In short: if AMC is going to raise money in a hurry, it will have to sell AMC Preferred Equity, or APE, which is worth far less than its common stock. APE fell 14% to $1.54 in late trading today. AMC common shares jumped 63% to $7.17 after what could, however, become a problematic move for the channel.
AMC avoided bankruptcy during and after Covid as retail investors enthusiastically crowded into the action. And the box office has made great progress, including this magnificent weekend. CEO Adam Aron told Deadline in April that he viewed today's decision as "the icing on the cake" of a turnaround. “I will be more confident after that, once we have the capacity to implement shareholder voting,” he added. “When you have the ability to raise capital if you need it, that's really important. Whether or not we need it depends on what… the box office is this year,” Aron told Deadline at the time.
Now there's an added risk that a cast strike will pressure the release schedule as early as the fourth quarter for big movies that need the traction of press tours by named actors. If this continues into the fall and beyond, the 2024 box office will feel it.

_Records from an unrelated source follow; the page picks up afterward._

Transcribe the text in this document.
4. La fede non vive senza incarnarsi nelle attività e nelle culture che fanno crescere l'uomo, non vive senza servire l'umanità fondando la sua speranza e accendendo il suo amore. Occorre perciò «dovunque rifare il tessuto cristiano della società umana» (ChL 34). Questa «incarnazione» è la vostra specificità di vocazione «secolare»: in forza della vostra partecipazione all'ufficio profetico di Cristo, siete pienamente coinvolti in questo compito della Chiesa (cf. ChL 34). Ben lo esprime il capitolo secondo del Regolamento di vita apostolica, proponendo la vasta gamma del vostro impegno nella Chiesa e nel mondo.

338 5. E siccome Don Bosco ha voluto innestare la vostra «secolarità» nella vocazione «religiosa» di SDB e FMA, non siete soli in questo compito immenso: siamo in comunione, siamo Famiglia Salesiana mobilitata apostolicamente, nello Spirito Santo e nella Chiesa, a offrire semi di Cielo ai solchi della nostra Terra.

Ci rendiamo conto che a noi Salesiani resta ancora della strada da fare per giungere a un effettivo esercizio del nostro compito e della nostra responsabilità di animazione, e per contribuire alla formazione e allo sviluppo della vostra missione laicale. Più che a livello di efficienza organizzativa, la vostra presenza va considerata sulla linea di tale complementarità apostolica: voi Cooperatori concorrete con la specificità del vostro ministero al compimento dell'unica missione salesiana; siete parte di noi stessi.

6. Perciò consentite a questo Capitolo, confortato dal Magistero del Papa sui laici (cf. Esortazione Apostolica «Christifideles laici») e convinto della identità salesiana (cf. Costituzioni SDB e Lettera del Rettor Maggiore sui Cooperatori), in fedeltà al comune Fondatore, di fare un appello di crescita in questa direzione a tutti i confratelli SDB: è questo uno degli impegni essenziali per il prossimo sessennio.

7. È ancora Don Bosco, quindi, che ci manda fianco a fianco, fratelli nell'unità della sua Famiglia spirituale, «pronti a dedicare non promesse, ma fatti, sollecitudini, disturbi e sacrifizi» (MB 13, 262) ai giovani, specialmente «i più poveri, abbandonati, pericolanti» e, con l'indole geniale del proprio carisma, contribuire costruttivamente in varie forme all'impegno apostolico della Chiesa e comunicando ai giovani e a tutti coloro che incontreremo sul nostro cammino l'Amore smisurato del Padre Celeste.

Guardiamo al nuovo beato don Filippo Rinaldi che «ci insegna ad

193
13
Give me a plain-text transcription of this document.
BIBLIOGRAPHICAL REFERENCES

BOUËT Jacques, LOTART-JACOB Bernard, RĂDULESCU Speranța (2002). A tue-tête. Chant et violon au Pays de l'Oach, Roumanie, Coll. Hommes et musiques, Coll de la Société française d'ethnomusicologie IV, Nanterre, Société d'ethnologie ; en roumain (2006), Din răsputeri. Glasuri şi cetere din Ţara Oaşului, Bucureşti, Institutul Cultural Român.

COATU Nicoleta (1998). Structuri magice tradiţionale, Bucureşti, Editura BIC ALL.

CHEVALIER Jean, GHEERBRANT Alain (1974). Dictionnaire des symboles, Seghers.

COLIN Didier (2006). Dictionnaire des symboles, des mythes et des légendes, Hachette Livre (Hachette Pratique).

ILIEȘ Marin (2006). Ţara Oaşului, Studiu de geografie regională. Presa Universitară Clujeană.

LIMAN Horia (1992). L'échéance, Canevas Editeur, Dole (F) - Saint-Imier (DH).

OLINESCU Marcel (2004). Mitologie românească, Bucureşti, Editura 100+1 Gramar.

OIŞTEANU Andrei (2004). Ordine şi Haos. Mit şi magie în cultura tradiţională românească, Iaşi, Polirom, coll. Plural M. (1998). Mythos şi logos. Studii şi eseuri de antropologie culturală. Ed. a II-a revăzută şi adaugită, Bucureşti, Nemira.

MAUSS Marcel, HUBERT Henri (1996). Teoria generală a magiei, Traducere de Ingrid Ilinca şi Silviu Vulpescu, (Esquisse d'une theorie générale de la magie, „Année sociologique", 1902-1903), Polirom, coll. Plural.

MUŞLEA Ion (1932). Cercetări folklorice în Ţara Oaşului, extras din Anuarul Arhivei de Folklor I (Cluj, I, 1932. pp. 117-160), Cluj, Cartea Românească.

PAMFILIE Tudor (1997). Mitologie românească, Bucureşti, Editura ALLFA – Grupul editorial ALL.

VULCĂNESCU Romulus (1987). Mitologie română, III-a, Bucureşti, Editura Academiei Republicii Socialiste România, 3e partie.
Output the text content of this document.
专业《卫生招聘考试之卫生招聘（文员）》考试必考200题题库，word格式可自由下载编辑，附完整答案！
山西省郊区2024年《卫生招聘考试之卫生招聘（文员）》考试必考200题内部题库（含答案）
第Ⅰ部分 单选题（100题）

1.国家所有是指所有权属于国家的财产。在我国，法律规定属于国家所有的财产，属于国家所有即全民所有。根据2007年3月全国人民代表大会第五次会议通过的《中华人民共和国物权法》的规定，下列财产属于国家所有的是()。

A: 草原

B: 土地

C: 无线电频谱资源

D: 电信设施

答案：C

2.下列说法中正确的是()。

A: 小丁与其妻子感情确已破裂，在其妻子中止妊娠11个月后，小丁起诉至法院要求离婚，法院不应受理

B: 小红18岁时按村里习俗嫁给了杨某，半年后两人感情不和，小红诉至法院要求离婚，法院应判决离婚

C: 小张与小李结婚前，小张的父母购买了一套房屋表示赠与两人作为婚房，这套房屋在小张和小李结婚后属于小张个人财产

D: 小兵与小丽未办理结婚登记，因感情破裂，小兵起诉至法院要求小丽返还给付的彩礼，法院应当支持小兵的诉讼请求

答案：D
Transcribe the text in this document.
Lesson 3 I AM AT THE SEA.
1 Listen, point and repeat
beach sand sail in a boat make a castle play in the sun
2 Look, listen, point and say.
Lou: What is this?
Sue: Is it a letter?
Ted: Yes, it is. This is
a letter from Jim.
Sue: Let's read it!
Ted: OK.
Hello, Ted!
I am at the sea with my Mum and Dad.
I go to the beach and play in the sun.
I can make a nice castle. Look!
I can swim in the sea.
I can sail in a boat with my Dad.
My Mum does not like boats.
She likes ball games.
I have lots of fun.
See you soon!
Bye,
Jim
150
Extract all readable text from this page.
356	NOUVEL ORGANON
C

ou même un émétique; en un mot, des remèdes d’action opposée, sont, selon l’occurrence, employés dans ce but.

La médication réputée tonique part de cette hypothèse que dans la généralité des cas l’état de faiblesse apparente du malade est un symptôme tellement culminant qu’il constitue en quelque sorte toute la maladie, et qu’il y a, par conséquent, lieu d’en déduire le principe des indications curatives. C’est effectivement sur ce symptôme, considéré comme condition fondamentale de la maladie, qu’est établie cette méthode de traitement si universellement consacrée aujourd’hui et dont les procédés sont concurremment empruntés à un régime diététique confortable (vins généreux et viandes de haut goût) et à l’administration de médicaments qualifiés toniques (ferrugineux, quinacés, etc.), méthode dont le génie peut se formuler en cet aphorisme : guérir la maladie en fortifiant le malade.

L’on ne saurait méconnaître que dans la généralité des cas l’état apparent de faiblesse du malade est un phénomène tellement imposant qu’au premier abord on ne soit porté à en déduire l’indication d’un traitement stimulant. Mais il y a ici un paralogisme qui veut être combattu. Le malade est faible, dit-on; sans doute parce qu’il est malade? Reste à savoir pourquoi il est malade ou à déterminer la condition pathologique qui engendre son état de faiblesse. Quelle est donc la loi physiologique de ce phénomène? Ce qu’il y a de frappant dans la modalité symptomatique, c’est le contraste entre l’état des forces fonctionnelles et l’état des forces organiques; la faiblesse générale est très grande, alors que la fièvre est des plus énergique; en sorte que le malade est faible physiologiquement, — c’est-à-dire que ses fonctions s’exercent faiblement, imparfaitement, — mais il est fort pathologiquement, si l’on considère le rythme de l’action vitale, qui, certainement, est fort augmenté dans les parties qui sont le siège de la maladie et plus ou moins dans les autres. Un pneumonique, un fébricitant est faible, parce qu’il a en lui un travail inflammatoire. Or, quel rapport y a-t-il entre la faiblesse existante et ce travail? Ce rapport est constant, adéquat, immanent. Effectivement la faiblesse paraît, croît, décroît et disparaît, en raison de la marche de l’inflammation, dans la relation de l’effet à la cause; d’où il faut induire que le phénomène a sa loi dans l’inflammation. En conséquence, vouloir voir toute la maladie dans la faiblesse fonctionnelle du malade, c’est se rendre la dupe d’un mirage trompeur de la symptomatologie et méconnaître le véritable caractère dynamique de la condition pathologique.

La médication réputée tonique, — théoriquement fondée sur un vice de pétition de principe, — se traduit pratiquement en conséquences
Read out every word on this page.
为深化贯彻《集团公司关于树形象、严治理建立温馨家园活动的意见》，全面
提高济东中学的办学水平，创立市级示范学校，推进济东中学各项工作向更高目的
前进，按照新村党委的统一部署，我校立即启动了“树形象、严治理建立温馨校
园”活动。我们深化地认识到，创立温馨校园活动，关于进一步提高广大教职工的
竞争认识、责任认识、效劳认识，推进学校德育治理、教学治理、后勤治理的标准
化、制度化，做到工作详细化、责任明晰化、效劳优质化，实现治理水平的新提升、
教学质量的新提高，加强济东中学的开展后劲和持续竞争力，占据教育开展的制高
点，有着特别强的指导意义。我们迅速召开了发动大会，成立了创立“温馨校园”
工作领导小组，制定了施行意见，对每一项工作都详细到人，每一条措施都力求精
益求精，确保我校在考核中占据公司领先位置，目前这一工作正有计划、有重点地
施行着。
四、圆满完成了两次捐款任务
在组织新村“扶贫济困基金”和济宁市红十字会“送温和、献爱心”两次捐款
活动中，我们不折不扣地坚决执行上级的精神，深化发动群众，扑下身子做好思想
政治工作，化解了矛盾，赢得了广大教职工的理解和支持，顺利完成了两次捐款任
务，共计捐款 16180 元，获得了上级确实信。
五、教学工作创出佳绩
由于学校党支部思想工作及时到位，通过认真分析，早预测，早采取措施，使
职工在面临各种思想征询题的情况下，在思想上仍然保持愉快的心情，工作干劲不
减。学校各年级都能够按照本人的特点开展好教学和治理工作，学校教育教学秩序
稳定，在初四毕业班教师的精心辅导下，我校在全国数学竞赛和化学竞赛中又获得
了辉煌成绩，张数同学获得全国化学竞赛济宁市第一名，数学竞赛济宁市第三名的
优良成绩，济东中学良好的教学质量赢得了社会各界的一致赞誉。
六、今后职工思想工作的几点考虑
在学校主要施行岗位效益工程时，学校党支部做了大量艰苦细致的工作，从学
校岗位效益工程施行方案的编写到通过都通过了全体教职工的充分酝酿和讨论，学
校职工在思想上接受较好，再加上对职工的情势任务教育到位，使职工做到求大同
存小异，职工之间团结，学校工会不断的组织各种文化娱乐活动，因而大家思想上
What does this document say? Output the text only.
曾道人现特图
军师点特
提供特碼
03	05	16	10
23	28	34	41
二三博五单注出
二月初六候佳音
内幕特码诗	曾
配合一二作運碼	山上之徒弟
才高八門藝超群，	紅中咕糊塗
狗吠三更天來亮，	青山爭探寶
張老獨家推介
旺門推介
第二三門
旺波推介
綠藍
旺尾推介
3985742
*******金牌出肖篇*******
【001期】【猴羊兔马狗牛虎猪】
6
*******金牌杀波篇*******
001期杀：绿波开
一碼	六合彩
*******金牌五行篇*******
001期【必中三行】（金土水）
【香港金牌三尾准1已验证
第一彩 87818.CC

Zurn said the parties to the case "cited AMC's financial situation" as they "seeked to present their settlement for approval within a shortened timeframe".
Aron created EPAs as a workaround last summer after shareholders repeatedly balked at allowing AMC to issue new shares, which would have diluted their holdings. AMC didn't need their permission to issue APEs, so it was potentially a great idea. But the company waited a bit and the price of APEs, which are traded on the NYSE, began to decline, falling below one dollar. So this year, AMC said "whatever". She proposed eliminating the APEs by converting them into common stock, issuing new common stock and doing a ten-for-one reverse stock split to increase the value of the volatile common stock.